I was talking to my mom yesterday about how hard it all is sometimes - being responsible for the day-to-day, the nitty-gritty, the care and feeding of a family and a home and a marriage. She listened as I unpacked my overwhelm, frustration, disappointment. She sat quietly while I pressed tear-soaked lashes into the back of my hand.
Then she said, with fictional-character wisdom and a smile, "When you cook from scratch, your garbage really stinks."
It took me a minute to understand that she wasn't just talking about food - since we had been talking about food, among other things.
Food prepared at home, with care, from whole foods is wonderful in so many ways. It's almost always the more healthful, less expensive option. I believe it nourishes on a level that packaged, commercially prepared food does not - and can not.
I cook everything I can from scratch. It's a lot of work, and meals - planning, shopping for, preparing, serving, cleaning up after - take up most of my time. But doing it like this feels non-optional to me. In a way, I worship at "kitchen church," where kneading dough is meditation, stirring soup is prayer. It's not quite by accident that the only two religious images in my home (both the Virgin Mary) reside above the stove and above the kitchen sink, respectively.
So there's all this love and light, feeling frugal, feeling healthful that goes into cooking from scratch. But, as my mom says, the garbage stinks. Vegetable trimmings rot, grain sours, bread molds, and don't get me started on the odors that cooked-from-dry beans emit when left to languish in the fridge! There is no (cooking) light without darkness, as it were.
Of course, my mom wasn't talking about cooking from scratch. Well, she was, but she was talking about combining the ingredients of your life.
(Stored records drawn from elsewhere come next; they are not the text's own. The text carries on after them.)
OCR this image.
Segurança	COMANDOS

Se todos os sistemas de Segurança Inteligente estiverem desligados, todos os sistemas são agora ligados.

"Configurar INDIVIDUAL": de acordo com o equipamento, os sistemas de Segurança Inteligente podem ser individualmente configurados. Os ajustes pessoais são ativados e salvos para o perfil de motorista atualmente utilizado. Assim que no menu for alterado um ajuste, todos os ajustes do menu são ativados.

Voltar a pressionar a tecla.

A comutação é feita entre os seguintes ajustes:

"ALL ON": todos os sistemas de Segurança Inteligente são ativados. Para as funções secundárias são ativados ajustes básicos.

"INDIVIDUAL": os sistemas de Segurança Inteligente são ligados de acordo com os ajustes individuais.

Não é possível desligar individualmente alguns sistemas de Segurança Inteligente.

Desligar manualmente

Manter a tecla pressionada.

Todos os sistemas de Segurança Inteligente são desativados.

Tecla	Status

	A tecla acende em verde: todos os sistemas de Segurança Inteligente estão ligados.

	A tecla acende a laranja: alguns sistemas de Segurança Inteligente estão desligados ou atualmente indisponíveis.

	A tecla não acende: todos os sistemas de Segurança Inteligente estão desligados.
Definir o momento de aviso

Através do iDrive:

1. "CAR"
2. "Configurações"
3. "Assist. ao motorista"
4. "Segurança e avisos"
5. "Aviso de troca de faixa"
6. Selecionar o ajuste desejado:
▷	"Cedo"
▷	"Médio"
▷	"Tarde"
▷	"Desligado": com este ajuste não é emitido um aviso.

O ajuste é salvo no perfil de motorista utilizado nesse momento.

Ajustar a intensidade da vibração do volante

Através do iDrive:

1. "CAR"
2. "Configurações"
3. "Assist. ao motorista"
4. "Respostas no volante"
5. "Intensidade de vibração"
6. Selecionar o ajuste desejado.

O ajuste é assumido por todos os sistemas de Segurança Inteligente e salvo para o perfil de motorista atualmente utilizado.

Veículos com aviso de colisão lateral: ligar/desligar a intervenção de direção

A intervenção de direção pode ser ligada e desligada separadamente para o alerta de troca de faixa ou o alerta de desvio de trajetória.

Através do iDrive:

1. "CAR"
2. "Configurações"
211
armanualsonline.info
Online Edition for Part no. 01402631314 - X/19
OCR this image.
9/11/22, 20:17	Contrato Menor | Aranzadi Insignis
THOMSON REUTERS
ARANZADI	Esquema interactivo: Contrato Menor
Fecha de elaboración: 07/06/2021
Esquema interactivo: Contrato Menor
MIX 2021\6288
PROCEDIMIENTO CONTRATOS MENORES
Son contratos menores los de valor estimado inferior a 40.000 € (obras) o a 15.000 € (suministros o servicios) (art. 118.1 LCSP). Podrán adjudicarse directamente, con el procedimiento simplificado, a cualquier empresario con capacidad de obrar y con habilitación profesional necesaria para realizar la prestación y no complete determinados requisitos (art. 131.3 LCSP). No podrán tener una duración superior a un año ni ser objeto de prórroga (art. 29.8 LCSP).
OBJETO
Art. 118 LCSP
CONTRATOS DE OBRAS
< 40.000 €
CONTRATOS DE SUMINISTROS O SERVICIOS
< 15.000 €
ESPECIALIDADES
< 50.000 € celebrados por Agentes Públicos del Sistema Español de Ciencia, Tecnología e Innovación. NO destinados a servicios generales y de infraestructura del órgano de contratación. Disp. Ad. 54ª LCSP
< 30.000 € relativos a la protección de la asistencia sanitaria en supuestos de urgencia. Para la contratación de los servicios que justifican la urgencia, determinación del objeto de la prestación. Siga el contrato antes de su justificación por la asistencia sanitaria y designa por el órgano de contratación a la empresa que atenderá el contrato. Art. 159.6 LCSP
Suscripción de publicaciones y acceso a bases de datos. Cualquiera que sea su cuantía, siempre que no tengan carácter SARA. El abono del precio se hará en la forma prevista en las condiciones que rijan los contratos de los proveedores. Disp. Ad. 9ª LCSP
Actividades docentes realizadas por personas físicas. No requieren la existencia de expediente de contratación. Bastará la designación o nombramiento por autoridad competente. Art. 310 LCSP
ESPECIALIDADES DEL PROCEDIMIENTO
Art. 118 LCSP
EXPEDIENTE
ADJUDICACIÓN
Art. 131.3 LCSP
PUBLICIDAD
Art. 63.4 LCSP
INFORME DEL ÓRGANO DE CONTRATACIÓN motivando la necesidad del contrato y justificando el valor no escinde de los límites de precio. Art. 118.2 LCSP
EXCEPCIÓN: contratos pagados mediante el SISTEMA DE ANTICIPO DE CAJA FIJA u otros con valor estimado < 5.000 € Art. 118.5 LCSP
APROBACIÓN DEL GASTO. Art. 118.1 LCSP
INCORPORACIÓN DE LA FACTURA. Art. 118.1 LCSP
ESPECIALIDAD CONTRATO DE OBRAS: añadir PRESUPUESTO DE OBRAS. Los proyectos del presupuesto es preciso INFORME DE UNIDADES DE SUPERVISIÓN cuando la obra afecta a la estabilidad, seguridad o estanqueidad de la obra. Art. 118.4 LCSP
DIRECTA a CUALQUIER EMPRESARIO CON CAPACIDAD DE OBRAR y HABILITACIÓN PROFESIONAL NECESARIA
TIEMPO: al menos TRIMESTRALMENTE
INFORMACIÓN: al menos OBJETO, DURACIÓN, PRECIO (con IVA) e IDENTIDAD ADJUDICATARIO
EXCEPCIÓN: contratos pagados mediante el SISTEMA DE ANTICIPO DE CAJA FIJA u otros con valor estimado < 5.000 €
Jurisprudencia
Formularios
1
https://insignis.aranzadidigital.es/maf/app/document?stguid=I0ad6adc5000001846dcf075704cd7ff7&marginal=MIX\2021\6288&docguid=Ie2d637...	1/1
The time, the energy, and the caring that go into parenting from scratch, building a marriage from scratch, and running a household from scratch have a dark side, too: the stench of frustration, anger, disappointment, and sadness. Bad days. "One of those days"-days.
I'm absolutely in love with the garbage analogy as a way of re-framing my negative thoughts and emotions. Cooking the way I do, I get hit with the good/bad, tasty/stinky balance every day. It feels so unusual to treat negativity as a waste product of something (a life) that is mostly positive. Anger and depression are the onion skins and carrot tops. Everything else is the stew. (Kind of like "what doesn't kill you makes you stronger," only with less killing and more nourishing.)
Most comforting of all, however: onion skins and carrot tops, when left out in the open, will break down and, in time, effectively disappear.